Il Piemonte traccia il suo futuro della sanità e del welfare con l’approvazione, in Consiglio Regionale, del Piano Socio-Sanitario 2025-2030, un atto che segna un punto di svolta dopo tre decenni di vuoto programmatico.
Con un voto significativo, trenta favorevoli contro sedici contrari, l’assemblea regionale ha confermato l’importanza strategica di uno strumento che, come sottolinea il Presidente Alberto Cirio, riafferma il ruolo costituzionale delle Regioni come enti di programmazione, un’identità che trascende la mera gestione operativa del quotidiano.
L’approvazione del Piano non è solo una formalità burocratica, ma un atto politico che testimonia la volontà di una ridefinizione profonda del sistema di cura e assistenza.
L’auspicio espresso dall’assessore alla Sanità, Federico Riboldi, è quello di una sanità pubblica più inclusiva, capace di recuperare i cittadini attualmente esclusi e di ridurre drasticamente le liste d’attesa, un nodo cruciale che affligge il sistema e penalizza l’accesso alle cure per ampi segmenti della popolazione.
L’integrazione socio-sanitaria emerge come uno dei pilastri fondamentali del nuovo Piano, come evidenziato dall’assessore alle Politiche Sociali, Maurizio Marrone.
Questa visione strategica si concretizza nell’istituzione di figure professionali specializzate, come il direttore socio-sanitario, e nella definizione di modelli di convenzione standardizzati tra i distretti sanitari e gli ambiti territoriali sociali.
L’obiettivo è quello di mitigare le disomogeneità che caratterizzano l’offerta di servizi in una regione complessa come il Piemonte, garantendo un’equa distribuzione delle risorse e un accesso uniforme alle prestazioni, a prescindere dalla localizzazione geografica.
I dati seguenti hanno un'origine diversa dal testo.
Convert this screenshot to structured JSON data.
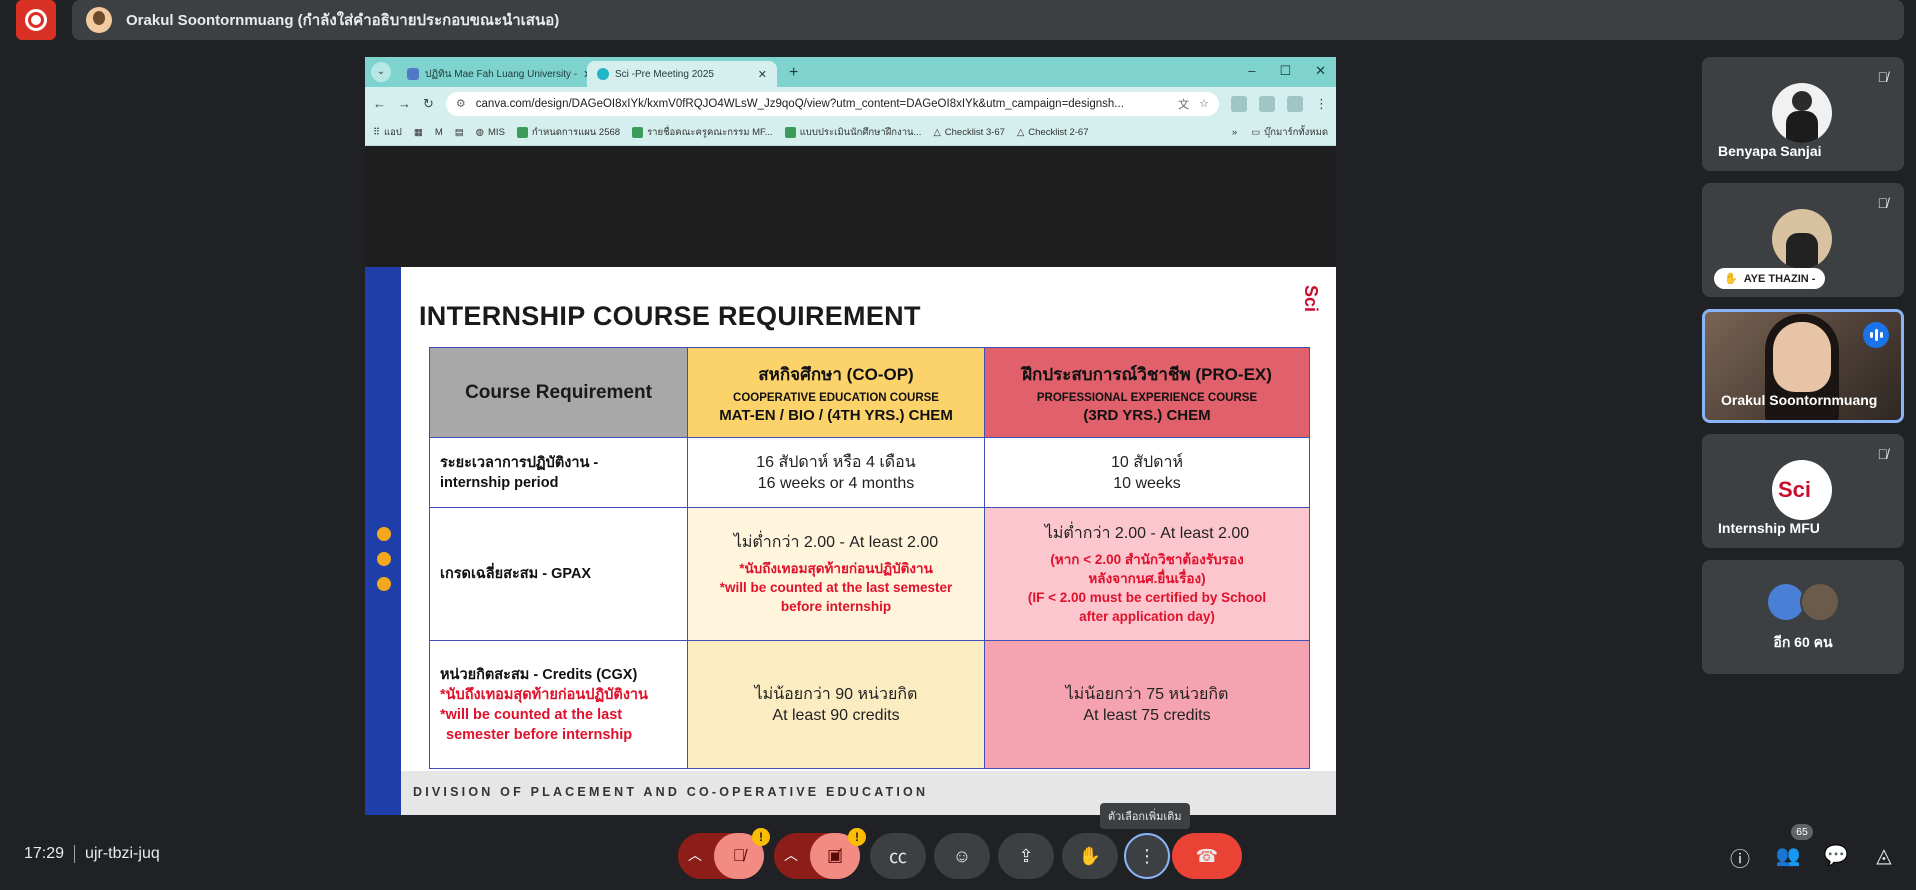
{
  "top_bar": {
    "presenter_text": "Orakul Soontornmuang (กำลังใส่คำอธิบายประกอบขณะนำเสนอ)"
  },
  "browser": {
    "tabs": [
      {
        "label": "ปฏิทิน Mae Fah Luang University - ",
        "active": false
      },
      {
        "label": "Sci -Pre Meeting 2025",
        "active": true
      }
    ],
    "url": "canva.com/design/DAGeOI8xIYk/kxmV0fRQJO4WLsW_Jz9qoQ/view?utm_content=DAGeOI8xIYk&utm_campaign=designsh...",
    "bookmarks": [
      "แอป",
      "MIS",
      "กำหนดการแผน 2568",
      "รายชื่อคณะครูคณะกรรม MF...",
      "แบบประเมินนักศึกษาฝึกงาน...",
      "Checklist 3-67",
      "Checklist 2-67"
    ],
    "bookmarks_folder": "บุ๊กมาร์กทั้งหมด"
  },
  "slide": {
    "title": "INTERNSHIP COURSE REQUIREMENT",
    "logo": "Sci",
    "footer": "DIVISION OF PLACEMENT AND CO-OPERATIVE EDUCATION",
    "header": {
      "col0": "Course Requirement",
      "coop_main": "สหกิจศึกษา (CO-OP)",
      "coop_sub": "COOPERATIVE EDUCATION COURSE",
      "coop_line": "MAT-EN / BIO / (4TH YRS.) CHEM",
      "proex_main": "ฝึกประสบการณ์วิชาชีพ (PRO-EX)",
      "proex_sub": "PROFESSIONAL EXPERIENCE COURSE",
      "proex_line": "(3RD YRS.) CHEM"
    },
    "rows": [
      {
        "label_1": "ระยะเวลาการปฏิบัติงาน -",
        "label_2": "internship period",
        "coop_1": "16 สัปดาห์ หรือ 4 เดือน",
        "coop_2": "16 weeks or 4 months",
        "proex_1": "10 สัปดาห์",
        "proex_2": "10 weeks"
      },
      {
        "label_1": "เกรดเฉลี่ยสะสม - GPAX",
        "coop_1": "ไม่ต่ำกว่า 2.00 - At least 2.00",
        "coop_note_1": "*นับถึงเทอมสุดท้ายก่อนปฏิบัติงาน",
        "coop_note_2": "*will be counted at the last semester",
        "coop_note_3": "before internship",
        "proex_1": "ไม่ต่ำกว่า 2.00 - At least 2.00",
        "proex_note_1": "(หาก < 2.00 สำนักวิชาต้องรับรอง",
        "proex_note_2": "หลังจากนศ.ยื่นเรื่อง)",
        "proex_note_3": "(IF < 2.00 must be certified by School",
        "proex_note_4": "after application day)"
      },
      {
        "label_1": "หน่วยกิตสะสม - Credits (CGX)",
        "label_note_1": "*นับถึงเทอมสุดท้ายก่อนปฏิบัติงาน",
        "label_note_2": "*will be counted at the last",
        "label_note_3": "semester before internship",
        "coop_1": "ไม่น้อยกว่า 90 หน่วยกิต",
        "coop_2": "At least 90 credits",
        "proex_1": "ไม่น้อยกว่า 75 หน่วยกิต",
        "proex_2": "At least 75 credits"
      }
    ]
  },
  "participants": [
    {
      "name": "Benyapa Sanjai",
      "muted": true
    },
    {
      "name": "AYE THAZIN -",
      "muted": true,
      "hand_raised": true
    },
    {
      "name": "Orakul Soontornmuang",
      "speaking": true
    },
    {
      "name": "Internship MFU",
      "muted": true
    },
    {
      "name": "อีก 60 คน"
    }
  ],
  "bottom_bar": {
    "time": "17:29",
    "meeting_code": "ujr-tbzi-juq",
    "more_options_tooltip": "ตัวเลือกเพิ่มเติม",
    "people_count": "65"
  },
  "colors": {
    "meet_bg": "#202124",
    "end_call": "#ea4335",
    "coop_header": "#fcd36b",
    "proex_header": "#e0606b",
    "slide_accent": "#1e3eaa"
  }
}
Si tratta di superare frammentazioni e silos che hanno storicamente ostacolato una visione olistica e integrata del benessere dei cittadini.
Nonostante l’entusiasmo della maggioranza, le opposizioni esprimono un giudizio più cauto.
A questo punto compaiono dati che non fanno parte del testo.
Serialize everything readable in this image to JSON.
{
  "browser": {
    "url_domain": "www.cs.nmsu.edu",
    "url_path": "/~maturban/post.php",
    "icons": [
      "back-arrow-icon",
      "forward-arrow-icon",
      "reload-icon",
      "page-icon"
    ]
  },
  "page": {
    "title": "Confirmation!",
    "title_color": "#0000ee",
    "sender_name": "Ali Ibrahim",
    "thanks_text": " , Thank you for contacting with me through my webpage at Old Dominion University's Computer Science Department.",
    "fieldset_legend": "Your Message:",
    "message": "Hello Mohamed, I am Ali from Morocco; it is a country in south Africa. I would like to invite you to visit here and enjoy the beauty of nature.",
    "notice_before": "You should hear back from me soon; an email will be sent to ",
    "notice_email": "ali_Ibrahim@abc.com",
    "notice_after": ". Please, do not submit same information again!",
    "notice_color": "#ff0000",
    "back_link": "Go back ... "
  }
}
Daniele Valle (Pd), vicepresidente della Commissione sanità, pur riconoscendo l’utilità del Piano come strumento di orientamento e definizione di priorità, ne sottolinea la mancanza di chiarezza in termini di tempistiche e modalità di attuazione.
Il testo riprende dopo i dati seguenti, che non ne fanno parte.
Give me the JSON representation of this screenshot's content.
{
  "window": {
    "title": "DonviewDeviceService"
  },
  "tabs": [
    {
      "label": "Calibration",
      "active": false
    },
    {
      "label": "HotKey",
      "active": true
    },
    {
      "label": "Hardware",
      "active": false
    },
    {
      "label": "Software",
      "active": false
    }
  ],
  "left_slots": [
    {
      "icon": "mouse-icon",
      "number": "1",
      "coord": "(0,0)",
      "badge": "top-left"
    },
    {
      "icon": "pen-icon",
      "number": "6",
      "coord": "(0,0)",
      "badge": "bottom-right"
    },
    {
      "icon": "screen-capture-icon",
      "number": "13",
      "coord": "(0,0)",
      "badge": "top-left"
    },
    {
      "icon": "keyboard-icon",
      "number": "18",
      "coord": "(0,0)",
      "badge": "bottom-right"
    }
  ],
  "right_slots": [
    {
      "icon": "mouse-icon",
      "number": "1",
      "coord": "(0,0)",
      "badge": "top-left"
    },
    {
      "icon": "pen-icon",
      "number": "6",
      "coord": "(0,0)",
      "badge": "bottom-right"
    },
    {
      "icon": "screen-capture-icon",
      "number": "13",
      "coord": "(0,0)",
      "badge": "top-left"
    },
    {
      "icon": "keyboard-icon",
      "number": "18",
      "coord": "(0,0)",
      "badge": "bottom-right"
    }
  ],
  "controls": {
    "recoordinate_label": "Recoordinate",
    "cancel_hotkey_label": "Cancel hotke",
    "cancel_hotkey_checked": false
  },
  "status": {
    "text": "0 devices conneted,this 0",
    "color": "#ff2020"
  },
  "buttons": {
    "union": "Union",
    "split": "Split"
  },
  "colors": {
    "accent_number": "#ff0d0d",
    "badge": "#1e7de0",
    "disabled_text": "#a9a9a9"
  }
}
Il giudizio complessivo rimane negativo, non per la mancanza di aspirazioni, ma per la percezione di un divario tra le intenzioni programmatiche e la reale capacità di tradurle in azioni concrete.
Tuttavia, anche le minoranze hanno contribuito attivamente alla stesura del documento, proponendo emendamenti che, in alcuni casi, sono stati approvati, dimostrando la volontà di un confronto costruttivo e di una condivisione delle responsabilità.
L’approvazione del Piano Socio-Sanitario 2025-2030 rappresenta dunque un punto di partenza, un impegno a lungo termine che richiederà un costante monitoraggio, una revisione continua e un profondo senso di responsabilità da parte di tutti gli attori coinvolti, al fine di garantire un futuro di benessere e di cura per tutti i cittadini piemontesi.
La sfida ora è quella di trasformare la programmazione in azione, costruendo un sistema più equo, efficiente e capace di rispondere alle complesse esigenze di una società in continua evoluzione.